Our expertise would still be responsible for placing trees in the various categories by recognizing the factors evaluated.
We have already gone to great effort to rate the individual trees for the expert. Why not let him decide that, too?
My suggestion is that we give the expert the same guidelines for condition-location that we give him for species, and it is only a guideline. We have heard before and will probably hear again that our chart is only a guideline and not "Gospel-truth," and that all items, even species ratings may be changed, based on expertise. I would suggest that if the current 24 lists of species is not too dangerous, then a condition-location guideline would also not be too dangerous.
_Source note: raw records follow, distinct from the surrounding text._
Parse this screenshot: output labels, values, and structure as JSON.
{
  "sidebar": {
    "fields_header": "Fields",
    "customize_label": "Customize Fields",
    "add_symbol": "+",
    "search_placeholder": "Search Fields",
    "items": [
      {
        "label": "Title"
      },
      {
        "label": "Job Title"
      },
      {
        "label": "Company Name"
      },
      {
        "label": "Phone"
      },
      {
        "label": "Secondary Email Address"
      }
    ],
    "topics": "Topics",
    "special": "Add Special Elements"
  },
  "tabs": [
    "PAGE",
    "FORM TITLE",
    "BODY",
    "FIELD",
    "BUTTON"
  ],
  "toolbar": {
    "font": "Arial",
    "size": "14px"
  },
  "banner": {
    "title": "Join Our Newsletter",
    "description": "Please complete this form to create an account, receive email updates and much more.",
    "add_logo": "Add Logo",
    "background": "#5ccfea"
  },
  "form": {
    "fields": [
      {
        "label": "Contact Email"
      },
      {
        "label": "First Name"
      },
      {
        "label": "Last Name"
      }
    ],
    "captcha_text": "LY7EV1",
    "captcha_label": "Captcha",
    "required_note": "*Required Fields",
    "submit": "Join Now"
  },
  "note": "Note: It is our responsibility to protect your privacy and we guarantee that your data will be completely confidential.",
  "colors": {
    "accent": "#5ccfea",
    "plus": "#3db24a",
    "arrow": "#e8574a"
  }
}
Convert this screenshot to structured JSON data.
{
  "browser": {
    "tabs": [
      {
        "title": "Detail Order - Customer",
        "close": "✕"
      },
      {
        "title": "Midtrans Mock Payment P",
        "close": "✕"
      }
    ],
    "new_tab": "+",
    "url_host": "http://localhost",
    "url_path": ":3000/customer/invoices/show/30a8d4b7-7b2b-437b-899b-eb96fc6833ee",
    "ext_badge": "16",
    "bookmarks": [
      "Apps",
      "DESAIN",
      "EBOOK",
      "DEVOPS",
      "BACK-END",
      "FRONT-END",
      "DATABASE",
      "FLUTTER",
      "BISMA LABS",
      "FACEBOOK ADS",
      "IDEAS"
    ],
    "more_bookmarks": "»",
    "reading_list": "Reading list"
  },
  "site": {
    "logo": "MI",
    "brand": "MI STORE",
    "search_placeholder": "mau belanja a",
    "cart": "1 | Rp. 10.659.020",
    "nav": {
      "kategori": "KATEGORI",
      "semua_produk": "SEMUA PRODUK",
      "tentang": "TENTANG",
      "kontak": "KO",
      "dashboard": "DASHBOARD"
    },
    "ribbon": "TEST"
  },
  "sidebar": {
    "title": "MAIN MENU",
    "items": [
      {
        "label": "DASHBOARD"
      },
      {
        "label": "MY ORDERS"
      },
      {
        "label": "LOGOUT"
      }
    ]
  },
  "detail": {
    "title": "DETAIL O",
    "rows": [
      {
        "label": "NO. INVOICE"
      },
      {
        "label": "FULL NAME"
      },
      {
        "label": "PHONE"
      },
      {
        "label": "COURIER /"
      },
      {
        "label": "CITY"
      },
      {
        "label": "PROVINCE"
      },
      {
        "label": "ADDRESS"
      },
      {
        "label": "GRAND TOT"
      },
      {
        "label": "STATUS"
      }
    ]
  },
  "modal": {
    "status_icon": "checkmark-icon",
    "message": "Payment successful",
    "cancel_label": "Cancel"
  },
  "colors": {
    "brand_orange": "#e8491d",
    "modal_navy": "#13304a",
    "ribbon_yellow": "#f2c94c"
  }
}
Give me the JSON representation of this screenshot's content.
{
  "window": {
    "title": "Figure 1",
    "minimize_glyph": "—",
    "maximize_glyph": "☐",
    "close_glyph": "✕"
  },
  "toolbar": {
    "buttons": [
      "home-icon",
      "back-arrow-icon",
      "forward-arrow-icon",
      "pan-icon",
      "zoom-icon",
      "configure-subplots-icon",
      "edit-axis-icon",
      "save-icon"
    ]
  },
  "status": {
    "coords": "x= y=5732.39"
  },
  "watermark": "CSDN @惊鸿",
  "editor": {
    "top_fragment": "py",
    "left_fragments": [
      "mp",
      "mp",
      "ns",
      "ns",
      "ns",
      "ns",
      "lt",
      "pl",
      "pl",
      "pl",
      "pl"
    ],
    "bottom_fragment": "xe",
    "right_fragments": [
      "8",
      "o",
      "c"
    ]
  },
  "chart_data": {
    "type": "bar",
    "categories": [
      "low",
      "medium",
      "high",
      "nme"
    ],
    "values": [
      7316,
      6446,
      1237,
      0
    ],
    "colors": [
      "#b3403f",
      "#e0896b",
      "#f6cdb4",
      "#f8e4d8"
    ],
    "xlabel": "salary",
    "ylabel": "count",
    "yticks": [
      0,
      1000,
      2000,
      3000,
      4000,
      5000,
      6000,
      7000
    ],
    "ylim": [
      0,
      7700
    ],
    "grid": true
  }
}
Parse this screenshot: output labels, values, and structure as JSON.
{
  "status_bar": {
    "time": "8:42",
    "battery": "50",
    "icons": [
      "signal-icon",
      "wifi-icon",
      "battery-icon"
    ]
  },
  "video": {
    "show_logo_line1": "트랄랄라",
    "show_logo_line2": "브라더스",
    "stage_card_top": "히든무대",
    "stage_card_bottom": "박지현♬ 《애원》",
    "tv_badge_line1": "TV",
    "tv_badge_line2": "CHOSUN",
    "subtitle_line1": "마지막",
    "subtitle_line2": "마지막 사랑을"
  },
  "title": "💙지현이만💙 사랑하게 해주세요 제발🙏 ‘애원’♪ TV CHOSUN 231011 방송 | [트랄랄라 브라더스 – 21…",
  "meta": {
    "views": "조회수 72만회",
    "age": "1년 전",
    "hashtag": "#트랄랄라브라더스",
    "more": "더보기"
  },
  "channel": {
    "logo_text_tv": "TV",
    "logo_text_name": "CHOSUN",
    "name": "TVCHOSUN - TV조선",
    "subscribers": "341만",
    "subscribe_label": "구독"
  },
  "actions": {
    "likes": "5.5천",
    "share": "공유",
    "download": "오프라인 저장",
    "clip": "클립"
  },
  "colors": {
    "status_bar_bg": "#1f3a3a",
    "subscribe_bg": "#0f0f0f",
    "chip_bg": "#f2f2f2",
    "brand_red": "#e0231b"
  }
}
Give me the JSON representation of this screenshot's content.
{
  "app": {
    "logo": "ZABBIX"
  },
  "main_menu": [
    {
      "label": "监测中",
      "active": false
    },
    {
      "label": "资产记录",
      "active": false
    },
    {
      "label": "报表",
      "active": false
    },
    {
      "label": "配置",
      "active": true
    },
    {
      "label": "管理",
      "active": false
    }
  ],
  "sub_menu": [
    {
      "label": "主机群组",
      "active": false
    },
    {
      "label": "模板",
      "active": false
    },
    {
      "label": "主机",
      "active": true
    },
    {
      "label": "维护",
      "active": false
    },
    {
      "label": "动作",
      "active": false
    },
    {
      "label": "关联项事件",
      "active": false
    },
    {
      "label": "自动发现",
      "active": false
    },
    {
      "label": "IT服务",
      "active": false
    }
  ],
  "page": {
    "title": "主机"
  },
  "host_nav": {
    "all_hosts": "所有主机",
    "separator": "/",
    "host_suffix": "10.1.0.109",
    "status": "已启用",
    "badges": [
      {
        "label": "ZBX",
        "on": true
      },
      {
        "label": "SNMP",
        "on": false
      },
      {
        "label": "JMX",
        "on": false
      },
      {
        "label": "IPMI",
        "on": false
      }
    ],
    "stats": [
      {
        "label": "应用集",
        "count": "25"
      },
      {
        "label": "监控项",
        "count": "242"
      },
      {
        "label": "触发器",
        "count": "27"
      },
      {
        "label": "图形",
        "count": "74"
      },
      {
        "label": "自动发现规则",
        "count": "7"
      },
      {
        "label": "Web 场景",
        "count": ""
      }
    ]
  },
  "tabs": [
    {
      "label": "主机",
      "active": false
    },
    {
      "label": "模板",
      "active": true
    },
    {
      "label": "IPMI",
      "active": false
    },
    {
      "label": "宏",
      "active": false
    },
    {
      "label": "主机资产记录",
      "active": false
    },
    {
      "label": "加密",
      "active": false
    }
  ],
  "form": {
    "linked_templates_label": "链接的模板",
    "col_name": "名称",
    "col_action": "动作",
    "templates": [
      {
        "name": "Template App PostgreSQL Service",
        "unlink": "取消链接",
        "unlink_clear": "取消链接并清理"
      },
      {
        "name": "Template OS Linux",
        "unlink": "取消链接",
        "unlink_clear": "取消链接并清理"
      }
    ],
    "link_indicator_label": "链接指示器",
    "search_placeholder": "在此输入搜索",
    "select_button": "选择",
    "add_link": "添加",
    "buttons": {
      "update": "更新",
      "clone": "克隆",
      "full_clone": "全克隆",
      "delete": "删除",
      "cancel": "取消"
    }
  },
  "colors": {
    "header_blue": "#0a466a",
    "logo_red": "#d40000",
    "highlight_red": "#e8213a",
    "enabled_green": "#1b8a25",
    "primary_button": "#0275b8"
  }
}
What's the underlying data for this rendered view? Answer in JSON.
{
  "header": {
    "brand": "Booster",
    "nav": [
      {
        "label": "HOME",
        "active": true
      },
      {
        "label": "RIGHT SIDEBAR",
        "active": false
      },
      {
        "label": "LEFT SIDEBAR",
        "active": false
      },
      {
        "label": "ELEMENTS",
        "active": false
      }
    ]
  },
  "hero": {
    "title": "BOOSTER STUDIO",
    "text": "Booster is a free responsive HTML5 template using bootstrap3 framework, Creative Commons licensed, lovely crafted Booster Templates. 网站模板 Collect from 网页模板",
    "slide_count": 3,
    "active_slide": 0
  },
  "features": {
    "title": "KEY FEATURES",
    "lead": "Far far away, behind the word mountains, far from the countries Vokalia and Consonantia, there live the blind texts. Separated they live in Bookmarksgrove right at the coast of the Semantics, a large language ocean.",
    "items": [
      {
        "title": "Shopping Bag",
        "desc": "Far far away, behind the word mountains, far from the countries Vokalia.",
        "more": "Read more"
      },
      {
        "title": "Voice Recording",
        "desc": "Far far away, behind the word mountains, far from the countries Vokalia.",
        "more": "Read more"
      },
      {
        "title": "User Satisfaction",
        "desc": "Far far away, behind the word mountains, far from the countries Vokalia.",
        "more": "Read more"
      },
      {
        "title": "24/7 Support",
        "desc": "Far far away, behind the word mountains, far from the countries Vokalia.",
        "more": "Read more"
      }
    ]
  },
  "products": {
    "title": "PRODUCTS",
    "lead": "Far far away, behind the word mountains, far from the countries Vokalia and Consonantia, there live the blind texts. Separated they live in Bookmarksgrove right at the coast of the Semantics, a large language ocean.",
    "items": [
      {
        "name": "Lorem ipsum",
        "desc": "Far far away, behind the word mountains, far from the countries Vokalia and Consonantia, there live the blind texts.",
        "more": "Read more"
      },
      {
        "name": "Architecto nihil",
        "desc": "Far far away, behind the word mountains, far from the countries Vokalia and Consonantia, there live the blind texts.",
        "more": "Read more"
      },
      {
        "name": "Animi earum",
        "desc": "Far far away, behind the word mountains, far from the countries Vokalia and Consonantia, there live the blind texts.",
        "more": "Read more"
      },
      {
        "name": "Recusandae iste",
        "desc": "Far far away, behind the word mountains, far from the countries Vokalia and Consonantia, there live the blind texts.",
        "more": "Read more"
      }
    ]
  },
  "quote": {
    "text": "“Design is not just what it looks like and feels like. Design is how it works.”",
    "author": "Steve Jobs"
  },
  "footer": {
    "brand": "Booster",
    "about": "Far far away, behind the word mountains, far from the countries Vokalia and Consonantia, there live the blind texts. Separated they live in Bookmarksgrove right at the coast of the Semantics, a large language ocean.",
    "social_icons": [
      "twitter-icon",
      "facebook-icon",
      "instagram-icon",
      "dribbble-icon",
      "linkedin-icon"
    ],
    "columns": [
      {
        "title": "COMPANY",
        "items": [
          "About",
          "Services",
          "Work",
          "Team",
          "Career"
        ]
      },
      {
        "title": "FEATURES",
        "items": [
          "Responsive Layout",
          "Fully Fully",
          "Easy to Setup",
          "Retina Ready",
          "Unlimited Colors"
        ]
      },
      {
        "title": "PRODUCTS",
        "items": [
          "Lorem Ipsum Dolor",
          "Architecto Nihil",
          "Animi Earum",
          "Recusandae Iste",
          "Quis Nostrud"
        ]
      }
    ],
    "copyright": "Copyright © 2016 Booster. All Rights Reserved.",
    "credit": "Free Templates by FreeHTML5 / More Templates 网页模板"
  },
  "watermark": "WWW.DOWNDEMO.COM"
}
Though not part of the advertised topic, another even more abstract, uncertain notion needs to be considered. It concerns the basis of the method for deriving the basic value, the first factor of the chart.
Late in 1973 I surveyed several commercial tree planters and asked them to estimate cost to replace 100% trees of various sizes for a homeowner. My understanding is that the chart has replacement as its basis in reality. The results were rather interesting, but not unexpected (Table 1). A wide divergence with the chart was found in the lower size ranges and less as size increased, at least up to 16 inches, beyond which no estimates were made. The chart has been previously criticized as producing values too high for large trees. I have no proof of this and it may be debatable. My survey suggests that it is too low for small trees and about right for medium sizes. To make the chart more realistic, should we vary the dollar value for different ranges of size on some sliding scale?
An even more fundamental problem is the basis of the basic value. The current value is $10 per cross-sectional square inch area at 4.5 feet above the ground, or basal area. In forestry the standard 4.5 feet and basal area, are used to estimate volume of timber, which I’m not too sure is really appropriate or necessary in our shade tree work. The use of basal area suggests that volume of wood is what we are evaluating.
Why the use of basal area rather than circumference or diameter? The three are all valid measures of the size of a tree, but they are quite different as the size of tree varies (Fig. 4). Note that Fig. 4 is intended to show the various rates of increase.
The fact that basal area starts its upward curve slowly and then at an increasing rate, could well explain why it is low on the low end and high on the high end, but about right at the mid-range. On the low end it is quite easy to say that replacement should be used when possible. This would appear to be an admission that it isn’t right at this range, and if that is true, why should someone believe that it is any more correct at othervalues? Falling back on replacement seems to be a "cop out" to use the present vernacular. We should strive to produce a method which yields realistic values at all points in its range. Tables II and III present comparisons of dollar values per diameter and circumference based on estimated costs and the current ISTC Evaluation Guide.
More importantly, does the value of a tree for our purposes increase on a line related to the basal area, the circumference, orthe diameter of the tree trunk? Does it increase at a constant rate or at an increasing rate? This point will require further study butthe Michigan workshop recommendation was to suggest a change from basal area.
It is hoped that this brief review of problem areas will lead to changes that will make our present good method even better and more acceptable to other professionals. Two suggestions are rather straightforward and easy to accomplish, one may take a little effort, and the last will likely still require much study and debate.
Footnotes
↵1 Paper presented at 50th International Shade Tree Conference, August 21, 1974, Atlanta, Georgia.